GPT-5
OpenAI · GPT-5
OpenAI's general-purpose flagship model balancing frontier reasoning, coding strength, and production-ready cost-performance.
Overview
Freshness note: Model capabilities, limits, and pricing can change quickly. This profile is a point-in-time snapshot last verified on February 15, 2026.
GPT-5 is OpenAI’s core flagship model for general-purpose language workloads. In the OpenAI lineup, it is the default high-capability tier between lower-cost mini/nano variants and specialized coding variants. It is built for teams that need one model to handle reasoning, coding, summarization, and agent workflows without heavy model switching.
The model is production-oriented rather than benchmark-only: large context, large output budget, and pricing that is materially lower than earlier frontier generations.
Capabilities
GPT-5 performs especially well in:
- Multi-step reasoning tasks where constraints must be preserved across long prompts.
- Code generation, refactoring, and debugging with robust instruction compliance.
- Structured outputs and tool-calling pipelines for workflow automation.
- Long-context synthesis for documents, specs, and mixed-format analysis.
- Reliable assistant behavior in enterprise support and operations workflows.
For many teams, GPT-5 is the practical “default best” model before routing difficult coding tasks to GPT-5-Codex.
Technical Details
OpenAI’s model docs list GPT-5 with:
- 400K token context window.
- 128K max output tokens.
- Support for text and image input with text output in standard API usage.
- Compatibility with modern Responses API features, including tool use and structured generation workflows.
Operationally, snapshot pinning is recommended for reproducibility, while aliases are better for continuously improving behavior.
Pricing & Access
Public API pricing (per 1M tokens):
- Input: $1.25
- Output: $10.00
Additional levers include batch discounts and prompt caching where applicable.
Access paths:
- OpenAI API
- OpenAI product surfaces (for interactive usage)
- Partner platforms that expose OpenAI models via managed endpoints
Because output tokens are significantly more expensive than input, enforcing concise output modes can materially reduce spend.
Best Use Cases
Choose GPT-5 when you want one strong model for broad production tasks:
- Internal copilots that mix retrieval, summarization, and action-taking.

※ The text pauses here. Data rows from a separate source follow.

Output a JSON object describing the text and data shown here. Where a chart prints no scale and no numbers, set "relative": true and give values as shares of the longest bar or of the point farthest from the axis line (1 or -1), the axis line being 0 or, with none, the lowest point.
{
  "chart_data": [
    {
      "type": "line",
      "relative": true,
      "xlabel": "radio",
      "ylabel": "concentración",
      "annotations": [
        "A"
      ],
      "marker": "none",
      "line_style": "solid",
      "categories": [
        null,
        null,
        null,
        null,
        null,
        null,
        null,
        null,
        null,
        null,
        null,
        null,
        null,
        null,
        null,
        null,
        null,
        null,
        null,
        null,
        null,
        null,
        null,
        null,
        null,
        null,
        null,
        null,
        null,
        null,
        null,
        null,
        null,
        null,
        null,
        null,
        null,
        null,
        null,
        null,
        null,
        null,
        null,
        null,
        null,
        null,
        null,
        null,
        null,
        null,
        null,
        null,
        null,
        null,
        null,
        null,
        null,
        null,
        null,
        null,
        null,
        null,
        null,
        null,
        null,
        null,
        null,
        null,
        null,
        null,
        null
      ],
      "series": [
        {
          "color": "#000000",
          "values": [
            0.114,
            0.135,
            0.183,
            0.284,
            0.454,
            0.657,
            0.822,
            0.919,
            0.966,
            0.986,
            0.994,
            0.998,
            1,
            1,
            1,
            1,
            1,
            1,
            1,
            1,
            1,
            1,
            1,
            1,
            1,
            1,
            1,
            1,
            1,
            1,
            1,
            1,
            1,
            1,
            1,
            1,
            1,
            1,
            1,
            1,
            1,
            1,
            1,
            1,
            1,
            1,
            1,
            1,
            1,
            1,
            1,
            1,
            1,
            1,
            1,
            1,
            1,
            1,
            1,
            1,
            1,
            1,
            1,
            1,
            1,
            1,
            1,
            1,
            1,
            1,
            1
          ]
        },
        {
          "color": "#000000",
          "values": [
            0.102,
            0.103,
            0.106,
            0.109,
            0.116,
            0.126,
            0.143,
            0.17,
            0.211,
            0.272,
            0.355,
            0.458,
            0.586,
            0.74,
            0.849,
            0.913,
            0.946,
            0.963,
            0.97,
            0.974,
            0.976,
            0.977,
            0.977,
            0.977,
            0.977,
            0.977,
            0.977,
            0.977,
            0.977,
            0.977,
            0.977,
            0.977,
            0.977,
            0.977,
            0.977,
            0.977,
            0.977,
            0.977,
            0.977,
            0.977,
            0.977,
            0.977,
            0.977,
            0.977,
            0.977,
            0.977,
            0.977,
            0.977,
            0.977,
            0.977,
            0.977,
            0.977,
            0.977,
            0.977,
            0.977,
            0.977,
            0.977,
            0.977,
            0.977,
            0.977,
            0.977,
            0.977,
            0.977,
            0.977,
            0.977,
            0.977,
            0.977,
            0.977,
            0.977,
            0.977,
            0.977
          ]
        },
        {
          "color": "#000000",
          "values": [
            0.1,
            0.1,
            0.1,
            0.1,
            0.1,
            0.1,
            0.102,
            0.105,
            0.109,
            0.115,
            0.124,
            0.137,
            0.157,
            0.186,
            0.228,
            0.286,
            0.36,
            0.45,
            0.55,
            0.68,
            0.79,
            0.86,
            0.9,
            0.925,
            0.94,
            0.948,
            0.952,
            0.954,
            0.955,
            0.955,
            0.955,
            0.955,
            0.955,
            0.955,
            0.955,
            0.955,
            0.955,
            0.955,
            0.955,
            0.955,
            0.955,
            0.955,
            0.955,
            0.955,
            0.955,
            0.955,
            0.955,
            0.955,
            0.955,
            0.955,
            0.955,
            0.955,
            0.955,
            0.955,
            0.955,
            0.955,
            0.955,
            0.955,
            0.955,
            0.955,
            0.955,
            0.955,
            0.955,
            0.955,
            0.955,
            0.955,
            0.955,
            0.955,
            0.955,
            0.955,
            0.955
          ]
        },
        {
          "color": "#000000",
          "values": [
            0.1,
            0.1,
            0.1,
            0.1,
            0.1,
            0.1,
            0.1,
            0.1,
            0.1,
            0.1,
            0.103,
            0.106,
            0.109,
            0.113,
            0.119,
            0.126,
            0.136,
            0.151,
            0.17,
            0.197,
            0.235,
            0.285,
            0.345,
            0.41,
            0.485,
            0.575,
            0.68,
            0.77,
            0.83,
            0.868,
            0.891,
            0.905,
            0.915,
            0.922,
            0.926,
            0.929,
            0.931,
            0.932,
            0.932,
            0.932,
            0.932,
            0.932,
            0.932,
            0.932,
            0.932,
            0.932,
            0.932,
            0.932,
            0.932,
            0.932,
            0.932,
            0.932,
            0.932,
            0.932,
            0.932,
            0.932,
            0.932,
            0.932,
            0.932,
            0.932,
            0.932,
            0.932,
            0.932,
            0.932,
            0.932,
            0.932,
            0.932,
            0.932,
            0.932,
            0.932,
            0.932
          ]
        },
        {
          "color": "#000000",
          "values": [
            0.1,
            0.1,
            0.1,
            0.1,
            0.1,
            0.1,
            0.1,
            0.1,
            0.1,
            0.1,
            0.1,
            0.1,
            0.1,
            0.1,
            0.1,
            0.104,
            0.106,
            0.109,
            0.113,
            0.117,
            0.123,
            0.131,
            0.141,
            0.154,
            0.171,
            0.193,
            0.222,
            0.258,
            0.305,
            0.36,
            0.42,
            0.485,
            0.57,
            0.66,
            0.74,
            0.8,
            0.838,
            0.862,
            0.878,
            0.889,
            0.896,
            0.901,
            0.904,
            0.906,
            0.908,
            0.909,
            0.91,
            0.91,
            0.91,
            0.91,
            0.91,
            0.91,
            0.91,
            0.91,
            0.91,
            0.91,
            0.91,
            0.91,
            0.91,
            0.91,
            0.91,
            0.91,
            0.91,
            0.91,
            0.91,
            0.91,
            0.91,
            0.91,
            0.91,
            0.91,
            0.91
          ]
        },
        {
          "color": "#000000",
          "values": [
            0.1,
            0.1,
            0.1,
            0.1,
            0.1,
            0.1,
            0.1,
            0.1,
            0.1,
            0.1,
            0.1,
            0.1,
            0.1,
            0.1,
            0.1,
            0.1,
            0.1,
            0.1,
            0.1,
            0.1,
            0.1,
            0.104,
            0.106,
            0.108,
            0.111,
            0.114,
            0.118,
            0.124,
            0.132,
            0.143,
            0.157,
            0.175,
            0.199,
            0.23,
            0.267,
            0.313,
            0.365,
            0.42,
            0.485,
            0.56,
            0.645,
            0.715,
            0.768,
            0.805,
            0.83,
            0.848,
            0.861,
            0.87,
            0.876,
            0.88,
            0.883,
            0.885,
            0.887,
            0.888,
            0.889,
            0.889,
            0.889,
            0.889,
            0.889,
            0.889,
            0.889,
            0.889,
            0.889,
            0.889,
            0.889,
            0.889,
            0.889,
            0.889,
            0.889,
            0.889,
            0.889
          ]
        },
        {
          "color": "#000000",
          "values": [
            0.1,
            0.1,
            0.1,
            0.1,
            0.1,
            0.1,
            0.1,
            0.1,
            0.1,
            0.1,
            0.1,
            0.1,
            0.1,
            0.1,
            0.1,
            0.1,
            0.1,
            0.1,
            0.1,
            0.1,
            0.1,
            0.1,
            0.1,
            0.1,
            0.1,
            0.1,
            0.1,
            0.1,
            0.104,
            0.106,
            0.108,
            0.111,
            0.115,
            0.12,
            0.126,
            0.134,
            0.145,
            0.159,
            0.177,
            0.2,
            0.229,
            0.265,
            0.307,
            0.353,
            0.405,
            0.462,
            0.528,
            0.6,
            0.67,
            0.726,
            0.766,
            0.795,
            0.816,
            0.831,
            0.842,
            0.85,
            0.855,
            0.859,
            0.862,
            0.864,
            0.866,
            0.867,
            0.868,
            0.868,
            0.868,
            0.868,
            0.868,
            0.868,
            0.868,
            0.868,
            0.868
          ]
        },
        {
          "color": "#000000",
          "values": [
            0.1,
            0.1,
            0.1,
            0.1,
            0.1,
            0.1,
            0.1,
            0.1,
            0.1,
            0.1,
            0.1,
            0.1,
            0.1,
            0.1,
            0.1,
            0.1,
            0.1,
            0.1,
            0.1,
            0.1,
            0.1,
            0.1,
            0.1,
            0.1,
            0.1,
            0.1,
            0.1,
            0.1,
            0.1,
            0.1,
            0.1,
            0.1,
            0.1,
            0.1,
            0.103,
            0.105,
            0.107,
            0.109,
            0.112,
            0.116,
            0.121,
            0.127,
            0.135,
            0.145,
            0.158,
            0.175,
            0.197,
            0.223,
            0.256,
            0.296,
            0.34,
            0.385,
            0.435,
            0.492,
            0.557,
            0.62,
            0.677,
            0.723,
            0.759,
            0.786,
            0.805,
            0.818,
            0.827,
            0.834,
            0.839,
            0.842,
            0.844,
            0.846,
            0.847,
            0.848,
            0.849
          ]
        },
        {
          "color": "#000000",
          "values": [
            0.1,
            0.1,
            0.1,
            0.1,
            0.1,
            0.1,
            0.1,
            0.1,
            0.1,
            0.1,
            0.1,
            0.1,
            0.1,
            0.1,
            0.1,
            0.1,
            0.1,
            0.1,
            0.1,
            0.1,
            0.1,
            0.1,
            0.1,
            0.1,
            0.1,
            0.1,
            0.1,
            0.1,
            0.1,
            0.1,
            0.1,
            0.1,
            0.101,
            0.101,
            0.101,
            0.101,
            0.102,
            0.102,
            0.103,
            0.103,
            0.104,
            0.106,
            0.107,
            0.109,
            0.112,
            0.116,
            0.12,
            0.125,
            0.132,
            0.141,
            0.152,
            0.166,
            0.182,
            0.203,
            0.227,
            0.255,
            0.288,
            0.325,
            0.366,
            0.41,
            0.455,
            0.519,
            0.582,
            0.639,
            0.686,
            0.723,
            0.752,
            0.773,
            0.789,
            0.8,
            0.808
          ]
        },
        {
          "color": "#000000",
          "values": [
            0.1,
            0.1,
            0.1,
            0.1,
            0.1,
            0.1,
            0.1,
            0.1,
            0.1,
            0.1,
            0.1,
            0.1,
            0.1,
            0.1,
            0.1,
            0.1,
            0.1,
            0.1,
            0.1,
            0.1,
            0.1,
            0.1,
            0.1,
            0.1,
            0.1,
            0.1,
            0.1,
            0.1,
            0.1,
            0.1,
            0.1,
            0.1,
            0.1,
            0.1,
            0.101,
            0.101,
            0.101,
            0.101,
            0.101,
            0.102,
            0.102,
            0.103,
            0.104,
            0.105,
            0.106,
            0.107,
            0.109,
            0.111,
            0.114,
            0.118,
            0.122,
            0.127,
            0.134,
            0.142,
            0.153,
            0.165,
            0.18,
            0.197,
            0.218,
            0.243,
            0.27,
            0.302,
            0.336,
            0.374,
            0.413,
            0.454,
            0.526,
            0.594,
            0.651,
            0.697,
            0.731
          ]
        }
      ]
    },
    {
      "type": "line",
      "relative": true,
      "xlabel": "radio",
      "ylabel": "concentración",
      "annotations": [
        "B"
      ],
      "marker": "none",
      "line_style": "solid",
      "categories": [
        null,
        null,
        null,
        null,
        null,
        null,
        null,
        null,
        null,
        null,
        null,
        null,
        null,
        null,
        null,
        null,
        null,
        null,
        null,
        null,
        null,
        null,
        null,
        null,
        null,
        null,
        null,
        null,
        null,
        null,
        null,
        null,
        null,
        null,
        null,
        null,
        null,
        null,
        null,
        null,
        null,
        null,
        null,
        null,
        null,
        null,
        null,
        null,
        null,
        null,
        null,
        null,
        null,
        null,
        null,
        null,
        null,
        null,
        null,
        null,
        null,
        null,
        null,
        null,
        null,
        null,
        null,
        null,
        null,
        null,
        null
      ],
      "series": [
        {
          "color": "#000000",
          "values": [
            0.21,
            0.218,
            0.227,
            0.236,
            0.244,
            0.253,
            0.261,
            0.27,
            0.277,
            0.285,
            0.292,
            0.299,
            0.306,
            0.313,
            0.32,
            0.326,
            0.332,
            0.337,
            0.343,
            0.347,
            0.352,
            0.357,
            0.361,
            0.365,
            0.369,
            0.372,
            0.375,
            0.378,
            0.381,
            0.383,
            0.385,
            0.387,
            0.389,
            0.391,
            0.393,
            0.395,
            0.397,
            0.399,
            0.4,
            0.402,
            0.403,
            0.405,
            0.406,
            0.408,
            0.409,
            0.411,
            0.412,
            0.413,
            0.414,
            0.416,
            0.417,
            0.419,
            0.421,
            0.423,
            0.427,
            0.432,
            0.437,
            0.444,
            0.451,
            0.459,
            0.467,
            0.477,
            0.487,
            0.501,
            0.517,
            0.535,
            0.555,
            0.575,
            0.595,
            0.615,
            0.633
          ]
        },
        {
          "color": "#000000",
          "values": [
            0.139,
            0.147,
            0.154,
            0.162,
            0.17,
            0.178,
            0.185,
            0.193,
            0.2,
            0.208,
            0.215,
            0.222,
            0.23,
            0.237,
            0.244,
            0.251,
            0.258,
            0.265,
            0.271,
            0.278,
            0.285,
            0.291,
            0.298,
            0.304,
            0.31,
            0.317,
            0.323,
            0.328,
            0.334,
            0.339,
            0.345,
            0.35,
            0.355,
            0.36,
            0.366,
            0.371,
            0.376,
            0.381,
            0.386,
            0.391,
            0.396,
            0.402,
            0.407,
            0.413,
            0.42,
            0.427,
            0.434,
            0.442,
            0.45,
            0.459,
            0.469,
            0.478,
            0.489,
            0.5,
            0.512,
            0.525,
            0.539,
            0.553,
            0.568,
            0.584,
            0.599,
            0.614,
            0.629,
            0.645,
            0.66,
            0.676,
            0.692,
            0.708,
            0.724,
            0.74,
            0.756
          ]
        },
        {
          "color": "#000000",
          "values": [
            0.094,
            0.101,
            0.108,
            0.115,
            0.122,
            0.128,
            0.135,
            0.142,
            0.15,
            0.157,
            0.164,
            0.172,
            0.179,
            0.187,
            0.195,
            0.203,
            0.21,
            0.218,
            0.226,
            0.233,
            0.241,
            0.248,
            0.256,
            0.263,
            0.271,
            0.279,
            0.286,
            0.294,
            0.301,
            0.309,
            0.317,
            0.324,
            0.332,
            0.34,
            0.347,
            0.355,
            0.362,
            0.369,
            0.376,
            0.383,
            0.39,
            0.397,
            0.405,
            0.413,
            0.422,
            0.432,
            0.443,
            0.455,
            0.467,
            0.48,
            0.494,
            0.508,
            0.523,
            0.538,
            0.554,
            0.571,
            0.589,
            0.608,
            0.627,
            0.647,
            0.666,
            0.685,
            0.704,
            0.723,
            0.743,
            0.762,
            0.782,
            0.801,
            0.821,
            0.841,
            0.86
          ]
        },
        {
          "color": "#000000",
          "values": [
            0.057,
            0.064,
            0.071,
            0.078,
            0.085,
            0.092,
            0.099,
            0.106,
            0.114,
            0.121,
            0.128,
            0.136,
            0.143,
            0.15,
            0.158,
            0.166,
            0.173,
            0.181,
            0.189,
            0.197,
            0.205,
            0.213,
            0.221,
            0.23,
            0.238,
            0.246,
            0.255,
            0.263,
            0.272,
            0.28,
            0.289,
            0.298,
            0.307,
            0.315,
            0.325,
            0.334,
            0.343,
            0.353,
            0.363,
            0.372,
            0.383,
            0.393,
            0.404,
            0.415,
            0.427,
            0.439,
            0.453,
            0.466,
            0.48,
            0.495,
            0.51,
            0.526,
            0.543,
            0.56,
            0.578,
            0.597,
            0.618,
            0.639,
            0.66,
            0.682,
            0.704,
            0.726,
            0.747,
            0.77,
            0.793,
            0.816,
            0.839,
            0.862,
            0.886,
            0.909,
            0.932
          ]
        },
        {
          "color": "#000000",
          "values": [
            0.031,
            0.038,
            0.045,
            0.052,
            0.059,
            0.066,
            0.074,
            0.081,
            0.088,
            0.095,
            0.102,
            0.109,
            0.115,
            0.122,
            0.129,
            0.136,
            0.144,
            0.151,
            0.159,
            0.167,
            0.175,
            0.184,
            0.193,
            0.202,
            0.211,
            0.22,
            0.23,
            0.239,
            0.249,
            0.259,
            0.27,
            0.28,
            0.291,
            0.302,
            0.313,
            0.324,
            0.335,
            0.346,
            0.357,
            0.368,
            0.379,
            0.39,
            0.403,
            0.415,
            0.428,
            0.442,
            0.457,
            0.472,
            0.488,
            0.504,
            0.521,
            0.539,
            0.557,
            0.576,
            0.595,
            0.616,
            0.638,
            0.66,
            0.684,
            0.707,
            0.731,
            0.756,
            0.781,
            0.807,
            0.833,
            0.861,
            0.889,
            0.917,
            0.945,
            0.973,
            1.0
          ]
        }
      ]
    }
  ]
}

- Knowledge assistants requiring consistent instruction following.
- Engineering assistants that need strong coding plus analytical writing.
- Workflow automation with schema-constrained outputs.
Use smaller GPT-5 variants when latency/cost dominate, and use GPT-5-Codex when coding depth is the primary goal.
Comparisons
- Claude Opus 4.6 (Anthropic): Similar top-tier reasoning/coding positioning; GPT-5 often wins on API ecosystem integration and routing flexibility.
- Gemini 3 Pro Preview (Google): Gemini is very strong in multimodal and long-context workflows; GPT-5 is often favored for mature OpenAI tool-chain integration.
- DeepSeek-Reasoner (DeepSeek): DeepSeek can be very cost-efficient for reasoning-heavy tasks, while GPT-5 generally provides broader production polish and ecosystem support.